Davacılar, bu iddiaların doğruluğunu ispatlamak için, şu delilleri sunacak:
Karar defteri
Hazirunun askıya çıkarılmadığına dair tutanak ve video kaydı.
Genel kurulun yapıldığı sırada çekilen video kayıtları.
7 Nisan ile 28 Nisan arasında, yani iki genel kurul arasında yapılan üyelerin listesi.
Üyelikten çıkarılanların listesi.
Genel kurulda tartışma çıktığına dair gazete haberi ve video kayıtları.

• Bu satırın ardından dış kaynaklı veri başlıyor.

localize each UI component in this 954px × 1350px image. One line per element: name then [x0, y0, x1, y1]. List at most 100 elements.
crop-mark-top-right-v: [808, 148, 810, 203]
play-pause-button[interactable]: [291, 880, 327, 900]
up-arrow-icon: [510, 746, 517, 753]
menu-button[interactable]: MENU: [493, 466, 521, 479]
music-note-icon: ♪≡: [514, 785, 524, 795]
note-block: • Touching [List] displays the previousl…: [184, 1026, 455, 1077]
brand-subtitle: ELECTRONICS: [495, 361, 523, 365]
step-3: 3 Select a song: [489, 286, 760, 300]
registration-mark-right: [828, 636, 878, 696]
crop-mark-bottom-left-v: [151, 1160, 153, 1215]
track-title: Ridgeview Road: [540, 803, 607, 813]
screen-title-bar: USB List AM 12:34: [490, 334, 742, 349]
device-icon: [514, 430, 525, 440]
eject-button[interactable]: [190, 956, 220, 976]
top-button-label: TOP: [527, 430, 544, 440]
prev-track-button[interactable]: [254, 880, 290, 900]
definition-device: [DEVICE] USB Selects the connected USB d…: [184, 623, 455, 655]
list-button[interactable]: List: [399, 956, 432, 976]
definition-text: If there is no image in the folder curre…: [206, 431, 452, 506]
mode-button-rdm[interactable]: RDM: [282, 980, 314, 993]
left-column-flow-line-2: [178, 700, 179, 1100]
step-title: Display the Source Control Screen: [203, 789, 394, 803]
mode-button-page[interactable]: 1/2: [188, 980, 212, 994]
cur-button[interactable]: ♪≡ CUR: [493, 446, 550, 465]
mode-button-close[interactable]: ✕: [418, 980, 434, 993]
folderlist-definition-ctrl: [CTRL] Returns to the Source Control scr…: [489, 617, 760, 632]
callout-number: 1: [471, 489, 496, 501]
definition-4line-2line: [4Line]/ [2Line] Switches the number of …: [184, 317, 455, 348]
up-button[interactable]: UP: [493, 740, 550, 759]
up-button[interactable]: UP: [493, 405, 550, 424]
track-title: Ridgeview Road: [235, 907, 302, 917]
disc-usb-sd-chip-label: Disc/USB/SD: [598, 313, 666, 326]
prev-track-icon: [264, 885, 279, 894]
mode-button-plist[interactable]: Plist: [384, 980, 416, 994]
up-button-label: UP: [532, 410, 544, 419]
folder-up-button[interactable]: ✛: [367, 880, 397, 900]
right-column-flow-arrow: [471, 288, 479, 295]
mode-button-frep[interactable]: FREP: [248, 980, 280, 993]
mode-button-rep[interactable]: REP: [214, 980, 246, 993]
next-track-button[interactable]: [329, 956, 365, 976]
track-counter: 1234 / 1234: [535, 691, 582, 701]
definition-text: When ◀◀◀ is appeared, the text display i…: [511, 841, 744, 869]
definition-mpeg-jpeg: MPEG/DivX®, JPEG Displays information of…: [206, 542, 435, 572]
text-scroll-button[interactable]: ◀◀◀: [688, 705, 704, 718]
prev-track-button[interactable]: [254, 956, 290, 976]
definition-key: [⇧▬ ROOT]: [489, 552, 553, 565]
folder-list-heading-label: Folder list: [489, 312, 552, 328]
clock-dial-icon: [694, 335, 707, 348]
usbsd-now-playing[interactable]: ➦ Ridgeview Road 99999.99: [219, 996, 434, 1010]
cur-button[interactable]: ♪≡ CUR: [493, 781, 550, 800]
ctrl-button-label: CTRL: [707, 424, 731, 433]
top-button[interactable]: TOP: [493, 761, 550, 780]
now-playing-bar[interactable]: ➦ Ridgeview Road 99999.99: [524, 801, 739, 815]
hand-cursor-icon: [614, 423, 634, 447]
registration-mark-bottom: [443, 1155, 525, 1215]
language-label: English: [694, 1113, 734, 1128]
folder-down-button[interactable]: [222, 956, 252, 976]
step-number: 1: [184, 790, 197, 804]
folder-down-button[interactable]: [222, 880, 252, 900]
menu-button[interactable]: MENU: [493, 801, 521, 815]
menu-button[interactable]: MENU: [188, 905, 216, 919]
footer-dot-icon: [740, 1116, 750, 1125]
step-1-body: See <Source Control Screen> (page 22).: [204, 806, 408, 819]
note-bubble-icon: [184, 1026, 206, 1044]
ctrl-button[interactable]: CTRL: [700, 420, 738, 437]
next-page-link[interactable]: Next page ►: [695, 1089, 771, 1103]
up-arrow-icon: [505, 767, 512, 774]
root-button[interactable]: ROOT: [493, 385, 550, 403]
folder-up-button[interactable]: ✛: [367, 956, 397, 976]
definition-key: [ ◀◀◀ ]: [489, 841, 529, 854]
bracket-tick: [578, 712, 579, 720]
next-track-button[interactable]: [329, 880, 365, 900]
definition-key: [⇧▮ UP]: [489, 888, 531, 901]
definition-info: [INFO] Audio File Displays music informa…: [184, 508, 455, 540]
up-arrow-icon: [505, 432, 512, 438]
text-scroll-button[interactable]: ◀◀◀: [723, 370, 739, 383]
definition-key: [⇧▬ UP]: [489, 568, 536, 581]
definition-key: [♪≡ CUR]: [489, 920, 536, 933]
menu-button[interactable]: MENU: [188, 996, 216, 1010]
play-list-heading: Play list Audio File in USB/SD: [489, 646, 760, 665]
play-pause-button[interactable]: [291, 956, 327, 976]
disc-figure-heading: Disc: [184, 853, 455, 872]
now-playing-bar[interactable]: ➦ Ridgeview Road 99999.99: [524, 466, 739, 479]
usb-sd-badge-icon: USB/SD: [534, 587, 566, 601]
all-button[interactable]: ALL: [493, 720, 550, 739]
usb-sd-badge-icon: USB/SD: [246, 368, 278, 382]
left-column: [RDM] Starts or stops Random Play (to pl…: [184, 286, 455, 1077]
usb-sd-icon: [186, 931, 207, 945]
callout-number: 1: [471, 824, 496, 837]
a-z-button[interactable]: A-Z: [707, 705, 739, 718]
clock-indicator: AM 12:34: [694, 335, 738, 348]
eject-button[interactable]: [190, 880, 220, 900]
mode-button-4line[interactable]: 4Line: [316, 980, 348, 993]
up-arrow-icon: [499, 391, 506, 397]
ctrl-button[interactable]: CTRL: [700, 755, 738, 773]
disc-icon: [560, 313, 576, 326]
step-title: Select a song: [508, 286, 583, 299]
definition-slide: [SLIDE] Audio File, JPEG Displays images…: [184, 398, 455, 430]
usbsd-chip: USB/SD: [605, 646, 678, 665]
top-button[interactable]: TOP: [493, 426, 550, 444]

Tanık, bilirkişi ve her türlü yasal delil.
*
Evet…
Emirdağlılara ilişkin son durum bu.
Genel kurulun iptali için dava açılmış; mahkeme, ilk etapta, Murat Kahya başkanlığındaki yönetim kurulu tarafından alınan ‘vakıf senedinin düzenlenmesi’ kararına ilişkin yürütmeyi durdurmuş.
Mahkeme, genel kurulu da iptal eder mi, onu bilemiyoruz.
Ancak görünen o ki, genel kurul sürecinde MIH sütunlarında masaya yatırdığımız tüm gelişmeler, mahkemeye iddia olarak sunulmuş.
*
Her ne karar verilirse verilsin; genel kurulun iptali ya da değil…
Gerçek olan şu: Emirdağlılar, tamiri çok zor olan bir bölünme süreci içerisine girdi!
Bunlardan ne köy olur nede kasaba.Elin bir kaçyüz haneli köyü bile dayanışma için dernek kurup birbirine destek çıkarken,paylaşamadıkları ganimet için birbirlerini yiyorlar.Tamda kendilerine yakışanı yapıyorlar....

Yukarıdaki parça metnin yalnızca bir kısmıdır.